Andolsun, Yusuf ve kardeşlerinde soranlar için ayetler (ibretler) vardır. (Yusuf Suresi, 7)

18 Mart 2010 Perşembe

Hz. Yusuf'a Güç ve İktidar Verilmesi

Hükümdarın gerçekleri öğrenmesinin ardından Hz. Yusuf için yeni bir dönem başlamıştır. Hükümdar aracılara Hz. Yusuf'u getirmelerini söylemiştir. Hz. Yusuf geldiğinde ise ona kendi yanında önemli bir mevki vermiş, onu güvenilir bir danışmanı yapmıştır. Bu konu Kuran'da şöyle aktarılır:


Hükümdar dedi ki: "Onu bana getirin, onu kendime bağlı kılayım." Onunla konuştuğunda da (şöyle) dedi: "Sen bugün bizim yanımızda (artık) önemli bir yer sahibisin, güvenilir (bir danışman-yönetici)sin."(Yusuf) Dedi ki: "Beni (bu) yerin (ülkenin) hazineleri üzerinde (bir yönetici) kıl.

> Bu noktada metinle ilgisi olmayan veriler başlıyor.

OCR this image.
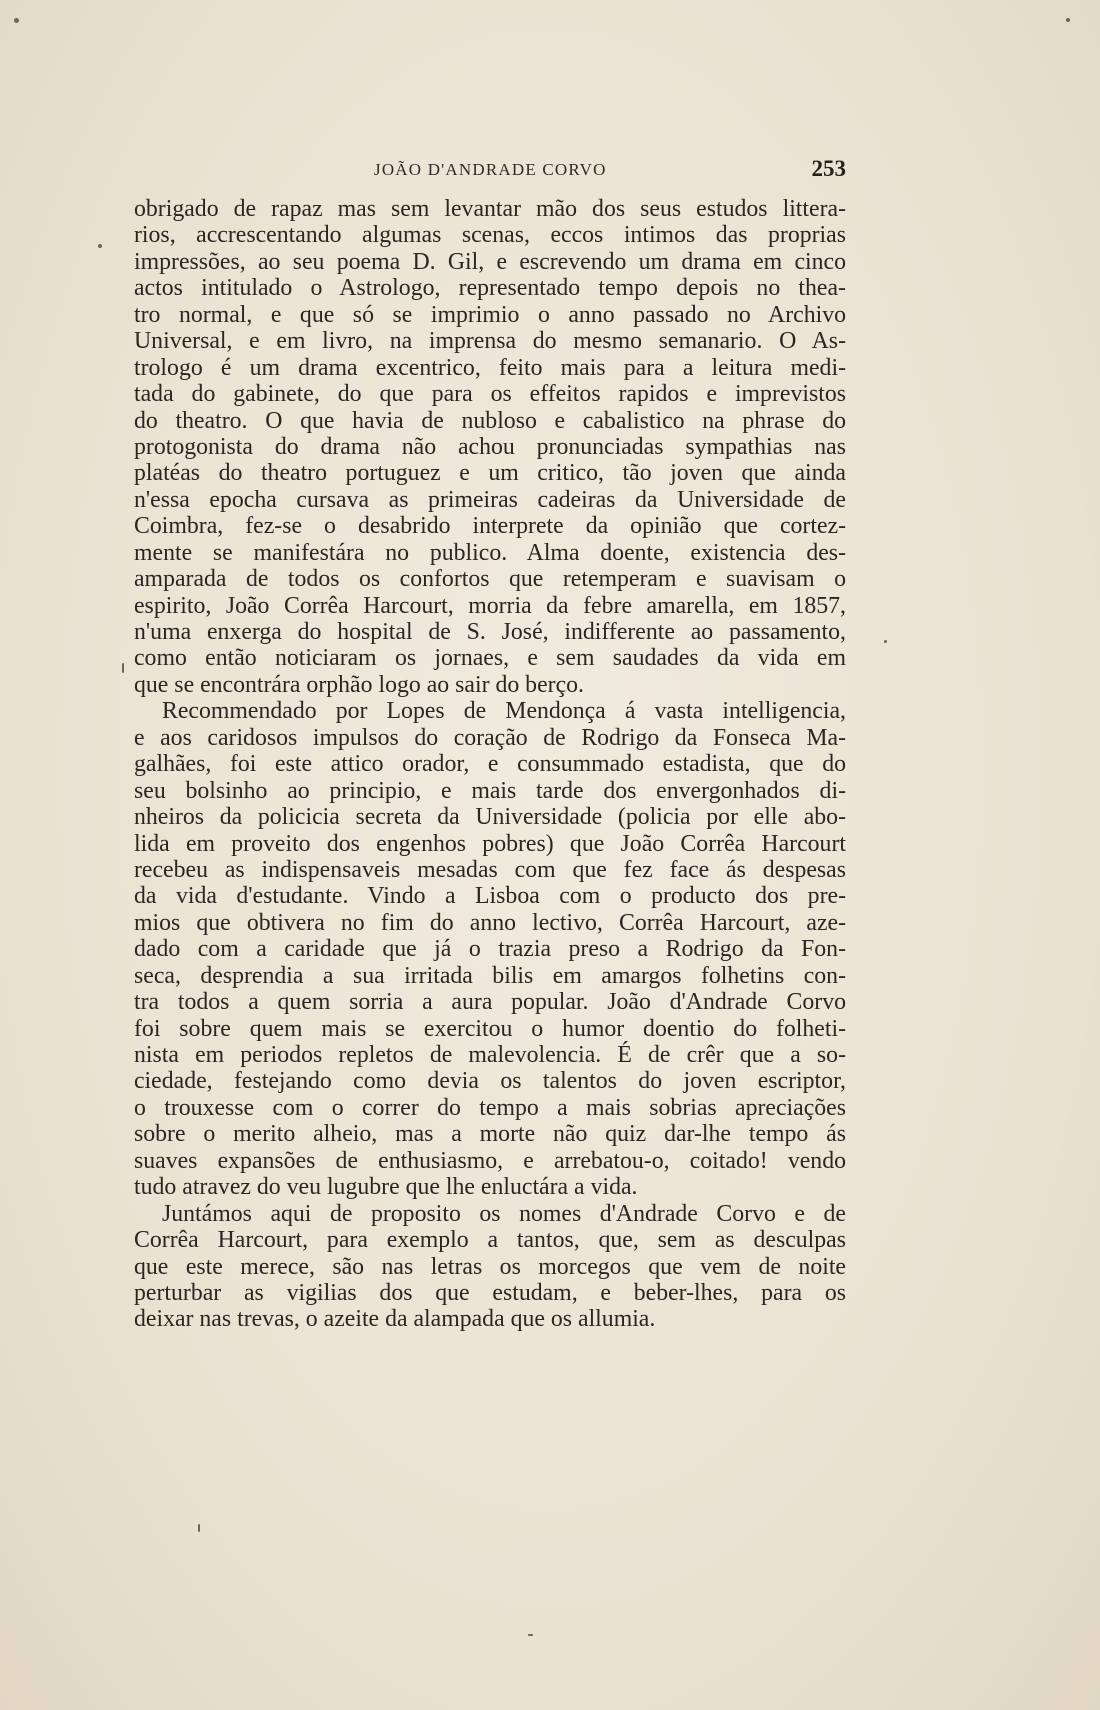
JOÃO D'ANDRADE CORVO	253
obrigado de rapaz mas sem levantar mão dos seus estudos littera-
rios, accrescentando algumas scenas, eccos intimos das proprias
impressões, ao seu poema D. Gil, e escrevendo um drama em cinco
actos intitulado o Astrologo, representado tempo depois no thea-
tro normal, e que só se imprimio o anno passado no Archivo
Universal, e em livro, na imprensa do mesmo semanario. O As-
trologo é um drama excentrico, feito mais para a leitura medi-
tada do gabinete, do que para os effeitos rapidos e imprevistos
do theatro. O que havia de nubloso e cabalistico na phrase do
protogonista do drama não achou pronunciadas sympathias nas
platéas do theatro portuguez e um critico, tão joven que ainda
n'essa epocha cursava as primeiras cadeiras da Universidade de
Coimbra, fez-se o desabrido interprete da opinião que cortez-
mente se manifestára no publico. Alma doente, existencia des-
amparada de todos os confortos que retemperam e suavisam o
espirito, João Corrêa Harcourt, morria da febre amarella, em 1857,
n'uma enxerga do hospital de S. José, indifferente ao passamento,
como então noticiaram os jornaes, e sem saudades da vida em
que se encontrára orphão logo ao sair do berço.
Recommendado por Lopes de Mendonça á vasta intelligencia,
e aos caridosos impulsos do coração de Rodrigo da Fonseca Ma-
galhães, foi este attico orador, e consummado estadista, que do
seu bolsinho ao principio, e mais tarde dos envergonhados di-
nheiros da policicia secreta da Universidade (policia por elle abo-
lida em proveito dos engenhos pobres) que João Corrêa Harcourt
recebeu as indispensaveis mesadas com que fez face ás despesas
da vida d'estudante. Vindo a Lisboa com o producto dos pre-
mios que obtivera no fim do anno lectivo, Corrêa Harcourt, aze-
dado com a caridade que já o trazia preso a Rodrigo da Fon-
seca, desprendia a sua irritada bilis em amargos folhetins con-
tra todos a quem sorria a aura popular. João d'Andrade Corvo
foi sobre quem mais se exercitou o humor doentio do folheti-
nista em periodos repletos de malevolencia. É de crêr que a so-
ciedade, festejando como devia os talentos do joven escriptor,
o trouxesse com o correr do tempo a mais sobrias apreciações
sobre o merito alheio, mas a morte não quiz dar-lhe tempo ás
suaves expansões de enthusiasmo, e arrebatou-o, coitado! vendo
tudo atravez do veu lugubre que lhe enluctára a vida.
Juntámos aqui de proposito os nomes d'Andrade Corvo e de
Corrêa Harcourt, para exemplo a tantos, que, sem as desculpas
que este merece, são nas letras os morcegos que vem de noite
perturbar as vigilias dos que estudam, e beber-lhes, para os
deixar nas trevas, o azeite da alampada que os allumia.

Çünkü ben, (bunları iyi) bir koruyucuyum, (yönetim işlerini de) bilenim. İşte böylece Biz yeryüzünde Yusuf'a güç ve imkan (iktidar) verdik. Öyle ki, orada (Mısır'da) dilediği yerde konakladı. Biz kime dilersek rahmetimizi nasib ederiz ve iyilik yapanların ecrini kayba uğratmayız. Ahiretin karşılığı ise, iman edenler ve takvada bulunanlar için daha hayırlıdır. (Yusuf Suresi, 54-57)

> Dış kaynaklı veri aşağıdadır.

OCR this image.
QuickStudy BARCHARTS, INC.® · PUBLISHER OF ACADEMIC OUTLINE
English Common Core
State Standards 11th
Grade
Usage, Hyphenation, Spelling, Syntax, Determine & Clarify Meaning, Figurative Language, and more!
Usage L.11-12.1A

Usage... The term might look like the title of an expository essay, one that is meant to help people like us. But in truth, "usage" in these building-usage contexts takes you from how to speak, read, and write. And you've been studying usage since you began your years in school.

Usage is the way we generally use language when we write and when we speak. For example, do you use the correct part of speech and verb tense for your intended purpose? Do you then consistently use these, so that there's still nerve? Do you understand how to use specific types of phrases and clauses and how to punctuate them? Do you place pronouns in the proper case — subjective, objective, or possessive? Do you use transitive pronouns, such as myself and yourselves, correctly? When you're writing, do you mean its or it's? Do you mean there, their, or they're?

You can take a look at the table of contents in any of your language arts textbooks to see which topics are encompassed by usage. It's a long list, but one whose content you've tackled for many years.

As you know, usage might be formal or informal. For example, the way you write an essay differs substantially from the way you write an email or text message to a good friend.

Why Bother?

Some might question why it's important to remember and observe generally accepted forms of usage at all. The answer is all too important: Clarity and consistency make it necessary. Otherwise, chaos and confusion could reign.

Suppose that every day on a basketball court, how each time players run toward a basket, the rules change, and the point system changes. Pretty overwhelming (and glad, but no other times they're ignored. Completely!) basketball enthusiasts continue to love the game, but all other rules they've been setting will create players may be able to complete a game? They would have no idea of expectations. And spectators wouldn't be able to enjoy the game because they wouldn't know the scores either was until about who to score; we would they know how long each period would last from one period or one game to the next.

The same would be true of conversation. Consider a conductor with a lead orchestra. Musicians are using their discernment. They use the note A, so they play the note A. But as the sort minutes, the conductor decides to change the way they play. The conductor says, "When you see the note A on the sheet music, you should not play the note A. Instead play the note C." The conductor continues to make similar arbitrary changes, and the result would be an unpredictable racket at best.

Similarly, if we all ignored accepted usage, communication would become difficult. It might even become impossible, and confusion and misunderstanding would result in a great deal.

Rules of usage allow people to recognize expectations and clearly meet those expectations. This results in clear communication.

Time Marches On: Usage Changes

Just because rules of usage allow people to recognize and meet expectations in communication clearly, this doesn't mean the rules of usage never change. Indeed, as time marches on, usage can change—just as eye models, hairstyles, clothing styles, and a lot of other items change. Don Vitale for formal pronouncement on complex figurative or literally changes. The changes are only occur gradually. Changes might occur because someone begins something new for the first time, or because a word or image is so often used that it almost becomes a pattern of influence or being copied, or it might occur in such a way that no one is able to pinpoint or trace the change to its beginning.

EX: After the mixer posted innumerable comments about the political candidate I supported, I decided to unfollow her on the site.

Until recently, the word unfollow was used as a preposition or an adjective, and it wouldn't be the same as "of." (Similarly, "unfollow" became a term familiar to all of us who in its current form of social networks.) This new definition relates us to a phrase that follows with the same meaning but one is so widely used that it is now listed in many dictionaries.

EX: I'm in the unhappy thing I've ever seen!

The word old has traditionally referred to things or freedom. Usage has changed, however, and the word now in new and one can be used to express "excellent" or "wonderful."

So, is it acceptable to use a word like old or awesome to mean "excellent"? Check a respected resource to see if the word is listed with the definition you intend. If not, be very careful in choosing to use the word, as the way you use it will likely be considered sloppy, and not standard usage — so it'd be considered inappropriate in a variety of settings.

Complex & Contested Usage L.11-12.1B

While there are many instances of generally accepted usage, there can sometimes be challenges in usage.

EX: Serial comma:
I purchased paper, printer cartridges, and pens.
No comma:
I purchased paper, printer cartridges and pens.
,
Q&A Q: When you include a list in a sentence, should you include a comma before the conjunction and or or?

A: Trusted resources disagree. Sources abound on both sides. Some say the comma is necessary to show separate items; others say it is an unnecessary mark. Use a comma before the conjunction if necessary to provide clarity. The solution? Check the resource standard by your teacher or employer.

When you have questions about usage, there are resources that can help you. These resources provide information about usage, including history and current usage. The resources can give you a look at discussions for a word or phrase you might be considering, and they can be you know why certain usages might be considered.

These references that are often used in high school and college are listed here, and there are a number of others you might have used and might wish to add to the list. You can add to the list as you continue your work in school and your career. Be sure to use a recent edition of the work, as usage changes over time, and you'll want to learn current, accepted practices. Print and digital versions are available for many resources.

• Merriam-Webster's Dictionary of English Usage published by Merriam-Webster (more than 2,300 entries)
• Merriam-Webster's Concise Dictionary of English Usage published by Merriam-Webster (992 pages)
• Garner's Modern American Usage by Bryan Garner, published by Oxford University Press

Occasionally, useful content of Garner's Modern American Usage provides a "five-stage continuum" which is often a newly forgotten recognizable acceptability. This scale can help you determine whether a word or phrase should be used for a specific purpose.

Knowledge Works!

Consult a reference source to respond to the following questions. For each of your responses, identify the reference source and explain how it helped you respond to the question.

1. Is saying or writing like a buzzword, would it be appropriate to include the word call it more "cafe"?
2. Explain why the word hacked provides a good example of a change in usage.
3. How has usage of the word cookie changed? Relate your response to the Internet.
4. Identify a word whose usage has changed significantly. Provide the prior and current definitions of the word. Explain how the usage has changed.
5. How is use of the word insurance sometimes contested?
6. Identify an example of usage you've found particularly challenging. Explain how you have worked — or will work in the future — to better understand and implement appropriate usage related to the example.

Hatırlanacak olursa Hz. Yusuf Mısır'a köle olarak girmiş, ardından da "bir kadının ırzına göz dikmek" gibi son derece kötü ve çirkin bir iftiraya uğrayıp zindana atılmıştır. Fakat Allah, yüzeysel bir bakışla "imkansız" gibi gözüken bir değişiklik yapmış ve bu olumsuz şartlar içindeki Hz. Yusuf'u bir anda Mısır'ın yönetiminde söz sahibi bir insan haline getirmiştir. Gerçekte bu, yani yüzeysel bir bakışla imkansız gibi gözüken işleri gerçekleştirmek, Allah'ın bir ilmi ve sanatıdır. Kuran'da bildirildiği gibi, "Nice küçük topluluk, daha çok olan bir topluluğa Allah'ın izniyle galib gelmiştir." (Bakara Suresi, 249) Allah, müminlere bir iman hakikati olmak üzere, onları en zor ve imkansız gibi gözüken şartların içinde kurtarıp çıkarmakta ve inkarcılara karşı galip getirmektedir. Mümine düşen tek görev, Allah'ın vaadine olan inancından asla dönmemek ve hep Allah'a tevekkül edip güvenmektir.

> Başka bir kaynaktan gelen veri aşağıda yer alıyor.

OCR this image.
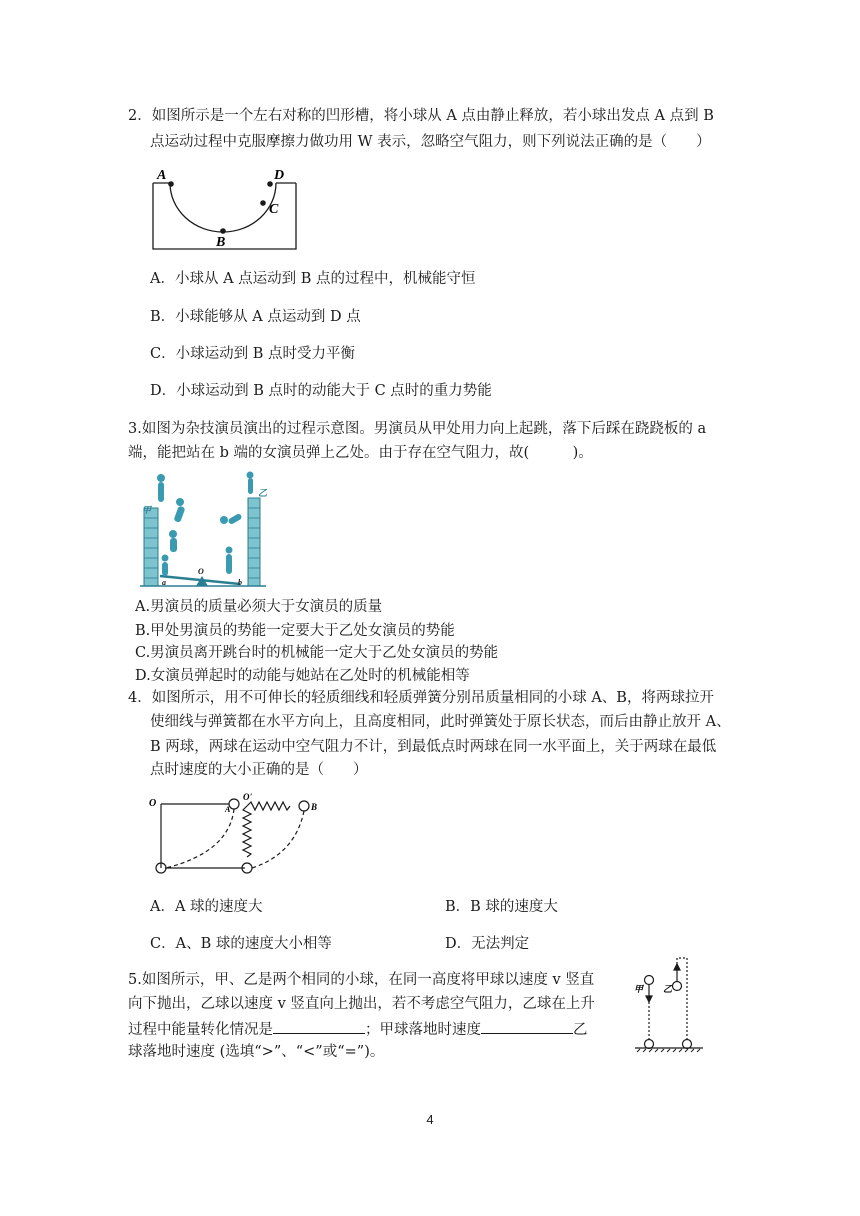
2．如图所示是一个左右对称的凹形槽，将小球从 A 点由静止释放，若小球出发点 A 点到 B
点运动过程中克服摩擦力做功用 W 表示，忽略空气阻力，则下列说法正确的是（　　）
A	D
C
B
A．小球从 A 点运动到 B 点的过程中，机械能守恒
B．小球能够从 A 点运动到 D 点
C．小球运动到 B 点时受力平衡
D．小球运动到 B 点时的动能大于 C 点时的重力势能
3.如图为杂技演员演出的过程示意图。男演员从甲处用力向上起跳，落下后踩在跷跷板的 a
端，能把站在 b 端的女演员弹上乙处。由于存在空气阻力，故(　　　)。
甲
乙
a	b
O
A.男演员的质量必须大于女演员的质量
B.甲处男演员的势能一定要大于乙处女演员的势能
C.男演员离开跳台时的机械能一定大于乙处女演员的势能
D.女演员弹起时的动能与她站在乙处时的机械能相等
4．如图所示，用不可伸长的轻质细线和轻质弹簧分别吊质量相同的小球 A、B，将两球拉开
使细线与弹簧都在水平方向上，且高度相同，此时弹簧处于原长状态，而后由静止放开 A、
B 两球，两球在运动中空气阻力不计，到最低点时两球在同一水平面上，关于两球在最低
点时速度的大小正确的是（　　）
O
O'
A	B
A．A 球的速度大	B．B 球的速度大
C．A、B 球的速度大小相等	D．无法判定
5.如图所示，甲、乙是两个相同的小球，在同一高度将甲球以速度 v 竖直
向下抛出，乙球以速度 v 竖直向上抛出，若不考虑空气阻力，乙球在上升
过程中能量转化情况是	；甲球落地时速度	乙
球落地时速度 (选填“>”、“<”或“=”)。
甲 乙
4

MÖ. 1700-1550 döneminden kalma bu eski Mısır yazıtlarında, Hz. Yusuf döneminde yaşanmış olan 7 yıl kıtlık ayrıntılı olarak anlatılır.

Dinden uzak bir yaşam süren insanlar için dünyada güç ve iktidar sahibi olmak, para ve mala hakim olmak, onu harcama yetkisinde olmak, erişilebilecek en ileri noktadır. Bu, ulaşmak için hayatlarını ortaya koydukları, mücadelesini verdikleri ana hedeftir. Ancak görüldüğü gibi Allah Hz. Yusuf'u zindandan çıkartıp bu nimetlerin hepsini birden ona vermiştir. İşte Allah'ın Hz. Yusuf'a güç, iktidar ve mal verdikten sonra ayetin sonunda hemen ahireti hatırlatmasının bir hikmeti de budur.


Böylece aslında dünyada verilen malın ve makamın hiç de önemli bir şey olmadığı, esas önemli olanın, hedeflenmesi gereken şeyin ve daha hayırlı olanın ahiret olduğu hatırlatılmaktadır. Allah bu şekilde insanın yüzünü dünyadan ahirete çevirmektedir. Ancak ayetin son cümlesinde bu konu hatırlatılırken ve ahirette verilecek karşılığın hayırlı olduğu bildirilirken, bunun "iman edenler" ve "takvada bulunanlar" için geçerli olduğu da haber verilir. Bu özelliklere sahip olmayan insanların ahirette güzel bir karşılık beklemeleri elbette ki düşünülemez.


Hz. Yusuf kıssasında insanlara gösterilen çok önemli bir gerçek daha vardır. Allah bu gerçeği Kuran'da şöyle bildirir:


Demek ki, gerçekten zorlukla beraber kolaylık vardır. Gerçekten güçlükle beraber kolaylık vardır. (İnşirah Suresi, 5-6)



Dedi ki: "Siz yedi yıl, önceleri gibi ekin ekin, yediğinizin az bir kısmı dışında, biçtiklerinizi başağında bırakın. Sonra bunun arkasından zorlu yedi yıl gelecektir, sakladığınız az bir miktar dışında, daha önce biriktirdiğinizi yiyip bitirecektir. Sonra bunun arkasından bir yıl gelecektir ki, insanlar onda bol bol yağmura kavuşturulacak ve onda sıkıp-sağacaklar."
(Yusuf Suresi,47-49)


İnşirah Suresi'nde bildirildiği gibi, Allah her zorluğun ardından iman eden insanlar için bir kolaylık yaratacağını vaat etmektedir.



Yukarıdaki Eski Mızır çizimleri, kıtlık öncesinde yaşanan yedi yıllık bolluk dönemini göstermektedir.


Hz. Yusuf'un hayatı ise bunun örnekleri ile doludur. Kuyudan kurtulup iyi bir ailenin yanında bakılıp büyütülmesi, zindanın ardından hazinelerin başına geçmesi gibi olaylar Allah'ın her zorluğun ve güçlüğün ardından nasıl kolaylıklar ve güzellikler yarattığının açık delilleridir.